Lorédan is the commander of a naval fleet, with a ward named Rafaela, and a slave girl named Haydée, who is deeply in love with him. He has just had Andrea, a naval captain, pledge himself to his service. Lorédan's second-in-command is Malipieri, a spy for the Council of Ten. Malipieri overhears Lorédan talking in his sleep about a great crime in his past: in his youth, he cheated at dice in order to win the fortune of the Venetian senator Donato, who then killed himself. Racked with guilt, he has spent the rest of his life seeking the senator's son, to try and make amends.
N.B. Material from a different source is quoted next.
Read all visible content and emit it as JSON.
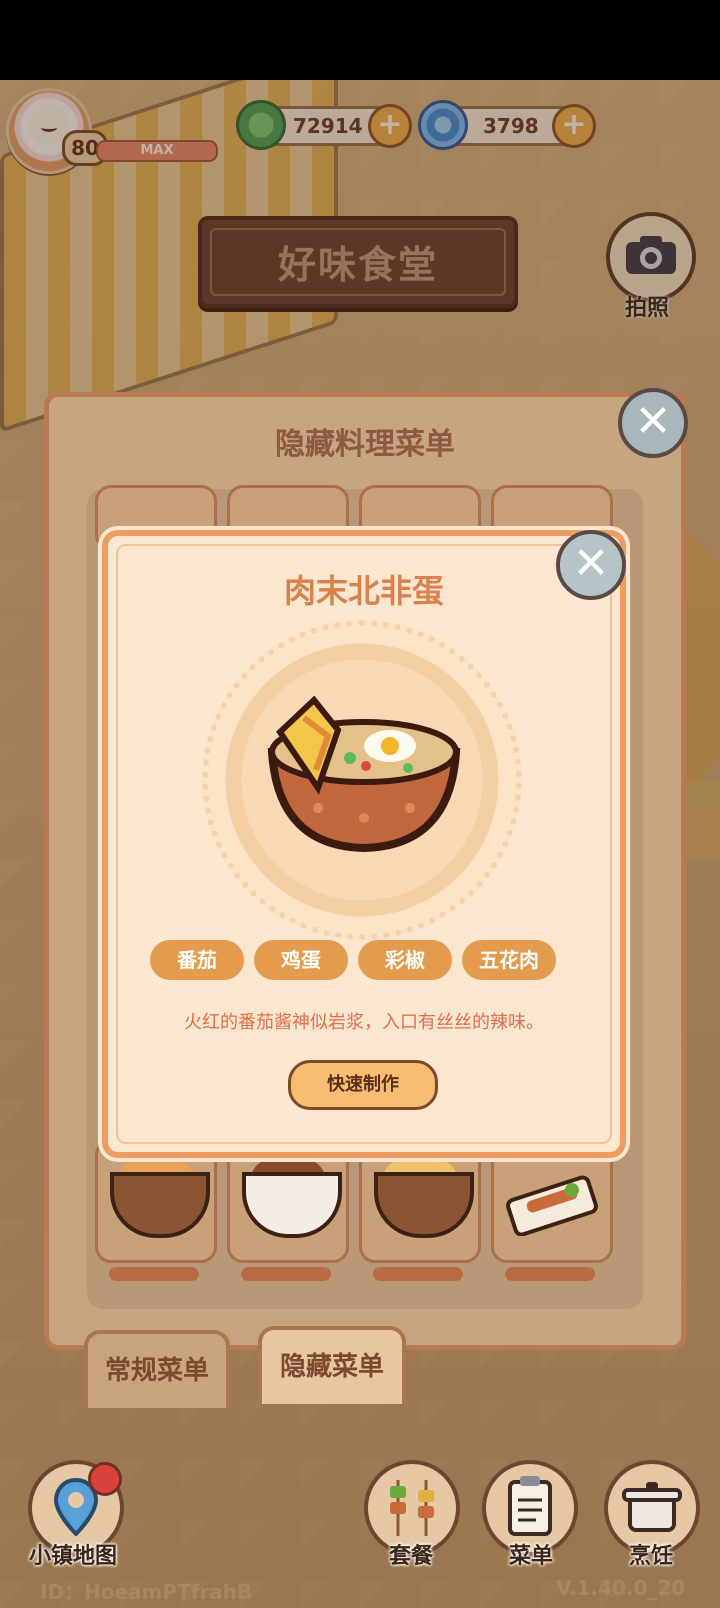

After Andrea captures a Turkish ship, Malipieri attempts to steal his prize money for having done so, but Lorédan overrules him. Malipieri darkly threatens to expose Lorédan's crime, demanding Haydée's hand in marriage in order to keep silent, and reveals she is really a princess. Haydée, being deeply in love with Lorédan, offers to do this to save him. This proves deeply troubling.... until a messenger reveals that Andrea killed Malipieri in a duel, and that Andrea is the son of Senator Donato. Andrea and Lorédan reconcile, Lorédan marries Haydée; Andrea marries Lorédan's daughter, Rafaela; and Lorédan becomes Doge of Venice.

==Recordings==
- Isabelle Philippe (Haydée); Bruno Comparetti (Lorédan Grimani); Paul Medioni (Malipieri); Anne Sophie Schmidt (Rafaela); Mathias Vidal (Andréa Donato); Stéphane Malbec-Garcia (Doménico); Michael Swiereczewski (conductor); Théâtre Impérial de Compiègne; Pierre Jourdan (artistic director); André Brasilier (scenery); Jean-Pierre Capeyron (costumes); Thierry Alexandre (lighting). Kultur Video D4244 (Region 1, NTSC, 137 min, 16:9 anamorphic), 2005.